I am trying to put the pieces back together (and you all should know how HARD that is when you've reached the lowest of lows mentally). I'm also trying to forget asking help from other people. I mean, what's the point right? People always say, "Only you can help yourself. Only God can help you."
So there...I refuse to give in to this negative sheight once more. And during my evening conversation with Chovendra (Portuguese for "rainbow"), a certain someone not reading this post, I've noticed again how the record keeps playing the same whiny tunes. I tried not to call but I couldn't find anyone else to talk to. He/she called tonight so, being the bored person that I was, I felt I had no choice but to talk about the long playing whiny tunes on the record yet again. I've realized my "friendship" with this person isn't helping me move on, and I promised myself to try to avoid further damaging my fledgling wings by diverting my attention to more important stuff (which I thought I had been doing all along).
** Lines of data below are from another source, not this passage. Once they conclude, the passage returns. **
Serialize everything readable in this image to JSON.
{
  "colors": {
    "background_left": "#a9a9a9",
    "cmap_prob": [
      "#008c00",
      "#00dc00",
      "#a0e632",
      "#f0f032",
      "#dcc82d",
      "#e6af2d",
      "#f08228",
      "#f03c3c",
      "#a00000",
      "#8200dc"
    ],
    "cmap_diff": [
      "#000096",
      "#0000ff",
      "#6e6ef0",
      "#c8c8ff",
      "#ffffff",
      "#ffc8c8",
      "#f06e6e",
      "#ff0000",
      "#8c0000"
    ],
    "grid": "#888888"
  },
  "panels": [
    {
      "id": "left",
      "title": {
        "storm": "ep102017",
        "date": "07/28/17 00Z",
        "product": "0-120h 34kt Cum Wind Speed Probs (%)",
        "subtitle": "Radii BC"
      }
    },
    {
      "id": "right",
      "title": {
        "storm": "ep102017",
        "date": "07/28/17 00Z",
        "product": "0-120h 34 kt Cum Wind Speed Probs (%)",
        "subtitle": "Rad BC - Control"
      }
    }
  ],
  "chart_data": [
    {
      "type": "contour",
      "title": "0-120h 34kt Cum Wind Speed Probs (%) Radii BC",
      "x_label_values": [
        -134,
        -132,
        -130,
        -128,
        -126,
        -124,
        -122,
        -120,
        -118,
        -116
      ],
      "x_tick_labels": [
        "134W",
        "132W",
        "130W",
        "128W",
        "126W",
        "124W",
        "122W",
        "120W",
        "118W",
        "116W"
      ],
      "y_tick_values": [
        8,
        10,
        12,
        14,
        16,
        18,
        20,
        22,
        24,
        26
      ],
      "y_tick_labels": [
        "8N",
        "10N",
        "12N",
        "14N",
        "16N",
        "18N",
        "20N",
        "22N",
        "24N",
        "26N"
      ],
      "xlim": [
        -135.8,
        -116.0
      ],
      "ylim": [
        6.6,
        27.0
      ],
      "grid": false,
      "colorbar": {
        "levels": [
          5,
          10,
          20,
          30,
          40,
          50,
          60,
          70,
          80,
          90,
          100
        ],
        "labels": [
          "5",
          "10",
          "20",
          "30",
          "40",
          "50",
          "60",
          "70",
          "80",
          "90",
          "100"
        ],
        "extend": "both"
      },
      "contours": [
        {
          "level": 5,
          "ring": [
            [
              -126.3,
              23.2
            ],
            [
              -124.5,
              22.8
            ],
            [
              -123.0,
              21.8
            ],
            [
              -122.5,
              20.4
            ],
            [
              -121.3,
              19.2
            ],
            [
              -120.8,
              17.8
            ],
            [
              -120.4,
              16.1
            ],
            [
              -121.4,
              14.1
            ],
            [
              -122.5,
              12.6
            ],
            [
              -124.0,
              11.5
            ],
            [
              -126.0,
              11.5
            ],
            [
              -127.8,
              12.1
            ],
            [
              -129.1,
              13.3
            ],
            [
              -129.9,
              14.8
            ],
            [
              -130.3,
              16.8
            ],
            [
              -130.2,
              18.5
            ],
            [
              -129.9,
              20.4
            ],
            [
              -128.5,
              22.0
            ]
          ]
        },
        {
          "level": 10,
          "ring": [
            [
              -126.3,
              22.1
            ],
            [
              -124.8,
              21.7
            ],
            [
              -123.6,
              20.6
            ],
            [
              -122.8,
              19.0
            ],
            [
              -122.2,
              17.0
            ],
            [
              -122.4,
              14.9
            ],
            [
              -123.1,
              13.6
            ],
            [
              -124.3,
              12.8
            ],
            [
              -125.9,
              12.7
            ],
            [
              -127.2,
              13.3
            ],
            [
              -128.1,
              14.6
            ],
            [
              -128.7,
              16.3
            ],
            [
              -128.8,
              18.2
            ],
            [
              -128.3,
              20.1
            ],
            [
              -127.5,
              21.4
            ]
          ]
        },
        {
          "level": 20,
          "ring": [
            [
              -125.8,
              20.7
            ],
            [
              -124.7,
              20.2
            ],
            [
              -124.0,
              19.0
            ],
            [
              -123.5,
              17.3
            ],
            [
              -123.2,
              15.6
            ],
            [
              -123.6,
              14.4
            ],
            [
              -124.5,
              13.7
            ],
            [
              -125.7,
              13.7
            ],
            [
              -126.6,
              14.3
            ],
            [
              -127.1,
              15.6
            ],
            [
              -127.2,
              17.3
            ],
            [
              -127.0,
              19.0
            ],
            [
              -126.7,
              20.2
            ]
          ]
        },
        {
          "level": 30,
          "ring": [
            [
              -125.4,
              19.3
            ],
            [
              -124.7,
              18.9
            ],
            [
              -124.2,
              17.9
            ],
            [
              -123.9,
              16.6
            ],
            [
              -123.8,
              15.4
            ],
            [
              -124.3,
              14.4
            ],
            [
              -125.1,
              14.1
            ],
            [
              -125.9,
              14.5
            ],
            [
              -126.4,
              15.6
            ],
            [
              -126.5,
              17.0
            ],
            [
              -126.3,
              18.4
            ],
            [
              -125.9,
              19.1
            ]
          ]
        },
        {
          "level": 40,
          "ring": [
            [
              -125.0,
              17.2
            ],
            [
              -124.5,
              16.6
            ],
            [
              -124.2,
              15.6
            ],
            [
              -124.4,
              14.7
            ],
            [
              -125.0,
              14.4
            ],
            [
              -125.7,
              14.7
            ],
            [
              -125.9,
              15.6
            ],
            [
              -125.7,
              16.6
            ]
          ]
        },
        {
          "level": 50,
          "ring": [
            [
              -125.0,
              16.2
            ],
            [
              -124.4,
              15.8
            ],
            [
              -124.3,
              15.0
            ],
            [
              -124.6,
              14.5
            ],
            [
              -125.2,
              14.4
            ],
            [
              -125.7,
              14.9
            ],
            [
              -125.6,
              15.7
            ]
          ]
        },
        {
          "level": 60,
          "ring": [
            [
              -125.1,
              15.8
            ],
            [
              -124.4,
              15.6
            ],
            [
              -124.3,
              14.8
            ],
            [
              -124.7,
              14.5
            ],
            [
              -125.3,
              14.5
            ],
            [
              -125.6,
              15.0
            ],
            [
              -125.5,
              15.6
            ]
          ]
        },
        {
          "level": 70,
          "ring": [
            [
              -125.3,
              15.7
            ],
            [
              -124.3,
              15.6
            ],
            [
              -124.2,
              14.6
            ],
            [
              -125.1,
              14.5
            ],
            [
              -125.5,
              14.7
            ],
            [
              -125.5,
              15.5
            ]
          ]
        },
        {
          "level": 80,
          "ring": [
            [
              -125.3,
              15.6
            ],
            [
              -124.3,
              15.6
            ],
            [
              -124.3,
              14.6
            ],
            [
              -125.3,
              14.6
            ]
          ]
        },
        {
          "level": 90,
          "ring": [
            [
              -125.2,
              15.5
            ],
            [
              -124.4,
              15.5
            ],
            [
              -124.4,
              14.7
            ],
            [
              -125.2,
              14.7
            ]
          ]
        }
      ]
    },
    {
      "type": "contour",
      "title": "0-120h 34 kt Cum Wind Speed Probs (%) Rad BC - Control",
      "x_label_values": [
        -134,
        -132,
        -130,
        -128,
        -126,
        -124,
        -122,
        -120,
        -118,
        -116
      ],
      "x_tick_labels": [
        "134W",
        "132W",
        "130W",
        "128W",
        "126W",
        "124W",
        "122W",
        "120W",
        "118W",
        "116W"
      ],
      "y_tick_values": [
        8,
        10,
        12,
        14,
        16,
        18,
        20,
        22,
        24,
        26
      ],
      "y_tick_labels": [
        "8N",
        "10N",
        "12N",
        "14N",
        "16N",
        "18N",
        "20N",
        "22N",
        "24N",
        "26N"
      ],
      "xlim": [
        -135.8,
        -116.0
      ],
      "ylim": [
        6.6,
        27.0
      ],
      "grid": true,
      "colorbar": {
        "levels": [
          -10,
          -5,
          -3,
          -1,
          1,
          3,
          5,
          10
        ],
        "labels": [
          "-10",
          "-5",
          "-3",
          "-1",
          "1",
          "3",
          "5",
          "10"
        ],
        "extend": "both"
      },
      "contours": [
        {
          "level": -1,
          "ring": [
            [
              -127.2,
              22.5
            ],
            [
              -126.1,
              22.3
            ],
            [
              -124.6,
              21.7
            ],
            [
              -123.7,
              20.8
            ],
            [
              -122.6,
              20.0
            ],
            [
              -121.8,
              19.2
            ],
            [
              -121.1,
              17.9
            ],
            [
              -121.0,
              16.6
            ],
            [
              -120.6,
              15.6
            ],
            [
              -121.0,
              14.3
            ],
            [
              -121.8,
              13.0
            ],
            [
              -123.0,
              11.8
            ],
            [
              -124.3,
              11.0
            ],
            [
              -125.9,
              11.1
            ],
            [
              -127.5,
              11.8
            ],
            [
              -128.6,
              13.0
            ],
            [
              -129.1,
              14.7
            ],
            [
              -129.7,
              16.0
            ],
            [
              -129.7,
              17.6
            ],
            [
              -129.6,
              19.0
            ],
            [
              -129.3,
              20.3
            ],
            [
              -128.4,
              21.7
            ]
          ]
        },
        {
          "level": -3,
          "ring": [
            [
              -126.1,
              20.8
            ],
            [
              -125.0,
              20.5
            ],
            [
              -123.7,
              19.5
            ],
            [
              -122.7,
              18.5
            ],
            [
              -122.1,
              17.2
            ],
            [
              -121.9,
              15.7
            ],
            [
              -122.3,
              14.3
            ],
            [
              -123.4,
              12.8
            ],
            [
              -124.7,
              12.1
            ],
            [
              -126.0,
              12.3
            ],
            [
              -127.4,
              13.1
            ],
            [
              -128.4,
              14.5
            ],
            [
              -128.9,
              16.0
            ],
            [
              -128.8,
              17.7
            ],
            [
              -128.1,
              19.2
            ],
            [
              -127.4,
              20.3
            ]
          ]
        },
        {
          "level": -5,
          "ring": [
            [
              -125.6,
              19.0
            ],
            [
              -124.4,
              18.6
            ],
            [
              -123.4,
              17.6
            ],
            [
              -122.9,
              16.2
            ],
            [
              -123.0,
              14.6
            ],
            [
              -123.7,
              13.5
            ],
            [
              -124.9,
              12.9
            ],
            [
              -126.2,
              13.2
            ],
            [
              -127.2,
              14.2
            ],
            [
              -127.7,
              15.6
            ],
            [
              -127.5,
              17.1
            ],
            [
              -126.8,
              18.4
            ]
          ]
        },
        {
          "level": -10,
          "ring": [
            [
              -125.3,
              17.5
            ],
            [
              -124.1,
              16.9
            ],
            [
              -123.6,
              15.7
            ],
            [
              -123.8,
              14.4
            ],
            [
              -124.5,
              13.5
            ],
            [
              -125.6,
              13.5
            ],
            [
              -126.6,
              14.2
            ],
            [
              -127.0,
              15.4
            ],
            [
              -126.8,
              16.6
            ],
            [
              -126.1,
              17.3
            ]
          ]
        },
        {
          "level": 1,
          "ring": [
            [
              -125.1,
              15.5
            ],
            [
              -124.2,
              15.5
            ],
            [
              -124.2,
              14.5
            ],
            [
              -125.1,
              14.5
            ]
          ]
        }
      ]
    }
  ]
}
I'm trying to break up the relationship pattern I have with whiny people, people who make me feel they understand what I'm going through, who make me feel better when they tell me stories of their "good" lives, and the things I don't have right now ... who make me feel I *gasp* *cough* *pant* "belong".
SO now, who do I talk to? Where do I find these people who'll be in-charge of positive reinforcement? How long will it take to find them?
When it comes to relationships, when does delayed gratification simply become unascertainable masochism?